Researchers target urine-powered robot
Urine could move from being a waste product to become a useful fuel, if researchers in Bristol get their way.
The team at Bristol Robotics Lab (BRL) is investigating the use of urine within Microbial Fuel Cells (MFCs), which use bacterial cultures to break down organic material to create power. MFCs are a developing technology used to power autonomous robots.
Researchers at BRL, which is a collaboration between the University of Bristol and the University of the West of England (UWE), have spent three and a half years developing a wastewater-powered robot with an artificial stomach, thanks to EU and EPSRC funding.
Now, BRL’s Dr Ioannis Ieropoulos has been awarded an EPSRC Career Acceleration Fellowship Grant worth £564,561 for a four-year project, which will take this work further. Together with a new team of researchers, he will work on scaling up the MFCs so that they can work together in a ‘stack’ – a series of cells connected both electrically and in terms of the liquid feed-lines under a continuous flow system.
A unique aspect of their research will be to look at the use of urine as a waste material that could be used to power the MFCs.
“We have focused on finding the best waste materials that create the most energy.
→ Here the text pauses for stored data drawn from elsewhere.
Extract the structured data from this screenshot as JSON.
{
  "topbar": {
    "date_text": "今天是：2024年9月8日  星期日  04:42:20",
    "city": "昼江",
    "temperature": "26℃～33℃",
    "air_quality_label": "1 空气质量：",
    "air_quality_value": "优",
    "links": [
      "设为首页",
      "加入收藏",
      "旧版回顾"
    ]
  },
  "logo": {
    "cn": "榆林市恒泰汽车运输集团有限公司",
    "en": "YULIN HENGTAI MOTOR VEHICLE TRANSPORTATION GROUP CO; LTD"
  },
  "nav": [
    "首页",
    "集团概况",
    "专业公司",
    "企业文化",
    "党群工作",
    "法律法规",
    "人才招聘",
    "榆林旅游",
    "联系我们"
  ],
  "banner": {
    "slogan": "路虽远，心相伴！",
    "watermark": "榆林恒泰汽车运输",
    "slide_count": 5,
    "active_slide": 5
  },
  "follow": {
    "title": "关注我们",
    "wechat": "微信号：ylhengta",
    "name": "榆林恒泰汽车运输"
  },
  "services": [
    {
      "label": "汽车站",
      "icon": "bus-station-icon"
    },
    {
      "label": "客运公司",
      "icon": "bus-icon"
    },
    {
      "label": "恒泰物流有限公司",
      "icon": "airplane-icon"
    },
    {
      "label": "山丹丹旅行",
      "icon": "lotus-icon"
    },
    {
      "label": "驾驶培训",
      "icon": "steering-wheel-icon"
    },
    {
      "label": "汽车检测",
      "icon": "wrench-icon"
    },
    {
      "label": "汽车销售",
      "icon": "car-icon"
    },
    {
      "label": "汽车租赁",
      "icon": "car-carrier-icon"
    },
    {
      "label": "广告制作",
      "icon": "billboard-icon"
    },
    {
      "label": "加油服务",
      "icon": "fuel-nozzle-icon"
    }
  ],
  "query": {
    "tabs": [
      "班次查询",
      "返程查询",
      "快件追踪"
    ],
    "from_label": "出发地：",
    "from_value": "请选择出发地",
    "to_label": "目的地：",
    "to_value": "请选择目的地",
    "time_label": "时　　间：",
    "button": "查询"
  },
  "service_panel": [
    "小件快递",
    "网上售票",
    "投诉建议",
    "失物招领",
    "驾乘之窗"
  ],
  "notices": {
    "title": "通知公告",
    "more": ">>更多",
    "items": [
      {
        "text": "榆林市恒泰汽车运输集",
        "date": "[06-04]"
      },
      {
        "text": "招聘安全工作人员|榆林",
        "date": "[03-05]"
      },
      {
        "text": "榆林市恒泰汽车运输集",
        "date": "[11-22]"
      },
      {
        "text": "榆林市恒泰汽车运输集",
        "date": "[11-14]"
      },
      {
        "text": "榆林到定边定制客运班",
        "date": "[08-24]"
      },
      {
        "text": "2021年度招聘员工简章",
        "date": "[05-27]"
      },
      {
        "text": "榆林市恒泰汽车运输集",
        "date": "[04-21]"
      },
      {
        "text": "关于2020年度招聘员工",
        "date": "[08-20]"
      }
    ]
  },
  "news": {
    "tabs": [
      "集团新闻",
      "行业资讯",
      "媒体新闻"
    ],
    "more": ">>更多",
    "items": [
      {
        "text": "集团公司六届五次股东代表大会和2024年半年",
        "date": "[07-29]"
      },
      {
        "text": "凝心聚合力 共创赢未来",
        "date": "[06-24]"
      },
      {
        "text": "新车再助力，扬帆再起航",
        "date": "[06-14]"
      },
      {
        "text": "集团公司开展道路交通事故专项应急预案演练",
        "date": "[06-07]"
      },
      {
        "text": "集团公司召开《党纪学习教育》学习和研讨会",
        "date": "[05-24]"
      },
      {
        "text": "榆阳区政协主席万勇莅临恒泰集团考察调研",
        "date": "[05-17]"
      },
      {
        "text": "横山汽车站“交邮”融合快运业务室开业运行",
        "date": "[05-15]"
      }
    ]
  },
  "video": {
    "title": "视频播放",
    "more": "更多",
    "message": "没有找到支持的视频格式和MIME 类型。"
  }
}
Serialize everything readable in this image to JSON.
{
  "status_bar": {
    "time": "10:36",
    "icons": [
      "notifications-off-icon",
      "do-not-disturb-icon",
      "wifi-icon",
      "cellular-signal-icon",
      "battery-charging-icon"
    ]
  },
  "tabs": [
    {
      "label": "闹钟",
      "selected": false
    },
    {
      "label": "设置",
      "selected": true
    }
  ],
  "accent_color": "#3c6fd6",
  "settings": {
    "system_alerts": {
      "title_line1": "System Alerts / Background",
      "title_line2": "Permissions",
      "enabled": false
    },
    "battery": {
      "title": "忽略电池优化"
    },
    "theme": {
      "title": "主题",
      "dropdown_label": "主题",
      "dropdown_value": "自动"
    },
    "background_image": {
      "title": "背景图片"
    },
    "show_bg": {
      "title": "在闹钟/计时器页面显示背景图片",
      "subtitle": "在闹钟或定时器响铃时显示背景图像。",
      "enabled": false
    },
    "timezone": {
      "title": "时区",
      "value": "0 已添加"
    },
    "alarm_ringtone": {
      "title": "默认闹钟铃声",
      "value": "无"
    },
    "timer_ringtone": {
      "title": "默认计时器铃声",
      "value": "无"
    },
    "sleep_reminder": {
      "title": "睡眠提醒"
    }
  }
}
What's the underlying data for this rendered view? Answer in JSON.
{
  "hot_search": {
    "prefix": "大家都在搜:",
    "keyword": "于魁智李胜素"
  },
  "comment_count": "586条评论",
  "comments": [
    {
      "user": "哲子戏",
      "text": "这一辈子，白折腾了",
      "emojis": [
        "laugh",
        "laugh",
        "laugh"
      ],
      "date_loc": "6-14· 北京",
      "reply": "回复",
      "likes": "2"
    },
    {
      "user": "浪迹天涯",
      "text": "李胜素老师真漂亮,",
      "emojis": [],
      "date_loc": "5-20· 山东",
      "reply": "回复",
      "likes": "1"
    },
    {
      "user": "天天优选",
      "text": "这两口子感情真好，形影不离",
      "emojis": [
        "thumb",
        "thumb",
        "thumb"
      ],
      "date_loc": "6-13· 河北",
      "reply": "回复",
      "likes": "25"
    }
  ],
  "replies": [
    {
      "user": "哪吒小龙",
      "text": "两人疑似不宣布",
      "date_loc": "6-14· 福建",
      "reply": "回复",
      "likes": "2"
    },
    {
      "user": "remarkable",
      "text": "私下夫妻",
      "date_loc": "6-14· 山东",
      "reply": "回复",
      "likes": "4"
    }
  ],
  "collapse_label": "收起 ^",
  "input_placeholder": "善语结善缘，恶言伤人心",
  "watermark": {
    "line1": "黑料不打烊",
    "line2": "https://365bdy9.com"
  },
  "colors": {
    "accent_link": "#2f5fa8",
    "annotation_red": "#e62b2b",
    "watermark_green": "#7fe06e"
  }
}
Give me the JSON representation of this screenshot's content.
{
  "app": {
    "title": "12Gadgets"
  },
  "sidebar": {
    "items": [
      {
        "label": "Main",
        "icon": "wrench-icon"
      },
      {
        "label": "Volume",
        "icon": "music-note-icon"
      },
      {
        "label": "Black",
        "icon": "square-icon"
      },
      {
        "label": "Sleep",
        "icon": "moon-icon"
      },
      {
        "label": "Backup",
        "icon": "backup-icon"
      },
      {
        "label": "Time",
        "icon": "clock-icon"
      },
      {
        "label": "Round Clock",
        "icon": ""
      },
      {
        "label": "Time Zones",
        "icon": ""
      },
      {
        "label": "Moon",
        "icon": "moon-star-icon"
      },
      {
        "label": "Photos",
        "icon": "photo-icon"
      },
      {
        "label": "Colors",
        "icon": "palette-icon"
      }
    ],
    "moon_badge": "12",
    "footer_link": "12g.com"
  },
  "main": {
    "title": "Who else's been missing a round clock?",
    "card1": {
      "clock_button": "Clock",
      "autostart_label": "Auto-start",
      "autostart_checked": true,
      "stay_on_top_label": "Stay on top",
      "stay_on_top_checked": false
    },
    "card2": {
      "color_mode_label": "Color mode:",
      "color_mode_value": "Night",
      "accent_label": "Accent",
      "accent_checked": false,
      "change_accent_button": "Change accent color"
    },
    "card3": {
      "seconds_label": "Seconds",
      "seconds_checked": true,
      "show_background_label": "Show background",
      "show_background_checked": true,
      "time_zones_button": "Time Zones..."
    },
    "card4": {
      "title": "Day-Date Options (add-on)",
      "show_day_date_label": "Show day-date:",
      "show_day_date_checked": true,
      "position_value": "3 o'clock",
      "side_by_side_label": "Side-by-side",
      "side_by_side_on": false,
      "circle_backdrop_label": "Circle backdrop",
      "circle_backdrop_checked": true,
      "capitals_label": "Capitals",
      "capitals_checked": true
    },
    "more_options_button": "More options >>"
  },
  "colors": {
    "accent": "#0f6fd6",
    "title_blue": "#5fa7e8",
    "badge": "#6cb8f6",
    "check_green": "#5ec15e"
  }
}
Over the years we have fed our MFCs with rotten fruit, grass clippings, prawn shells and dead flies in an attempt to investigate different waste materials to use as a ‘food source’ for the MFCs,” explained Dr Ieropoulos.
“Urine is chemically very active, rich in nitrogen and has compounds such as urea, chloride, potassium and bilirubin, which make it very good for the MFCs. We have already done preliminary tests which show it being a waste material that is very effective. Although it is early days for this research, we hope to work towards producing a prototype portable urinal which would use urine to create power from fuel cells - this could be used for example at music festivals and other outdoor events.”
The researchers are already in touch with waterless urinal company Ecoprod Technique, which has seen the potential of the technology. “We have talked to the researchers who say this product is the only type totally suited to complement this research,” said Ecoprod’s Marcus Rose. “We are looking forward to helping with this unique project with the supply of Urimat – The Waterless Urinal, which the research team have chosen. This will be a valuable and interesting collaboration for the company to be involved in.”
A further aspect of the EPSRC-funded project is to develop the cathode side of the MFC so that the whole cell becomes self sustaining. Each MFC has an anode and a cathode, which together complete the system to create power. Commonly bacteria are in the anode side, and chemicals or oxygen are in the cathode side. Replacing chemicals in the cathode with oxygen-producing organisms such as algae would move the MFC towards being a self-sustaining system – the waste from the algae could be used to feed the bacteria in the anode side, i.e. using its own waste to produce energy.
Dr Ieropoulos said: “Advances in this area could provide a significant contribution to the challenges we currently face in terms of energy production and waste clean up. We hope this research will help change the way we think about energy and human waste.”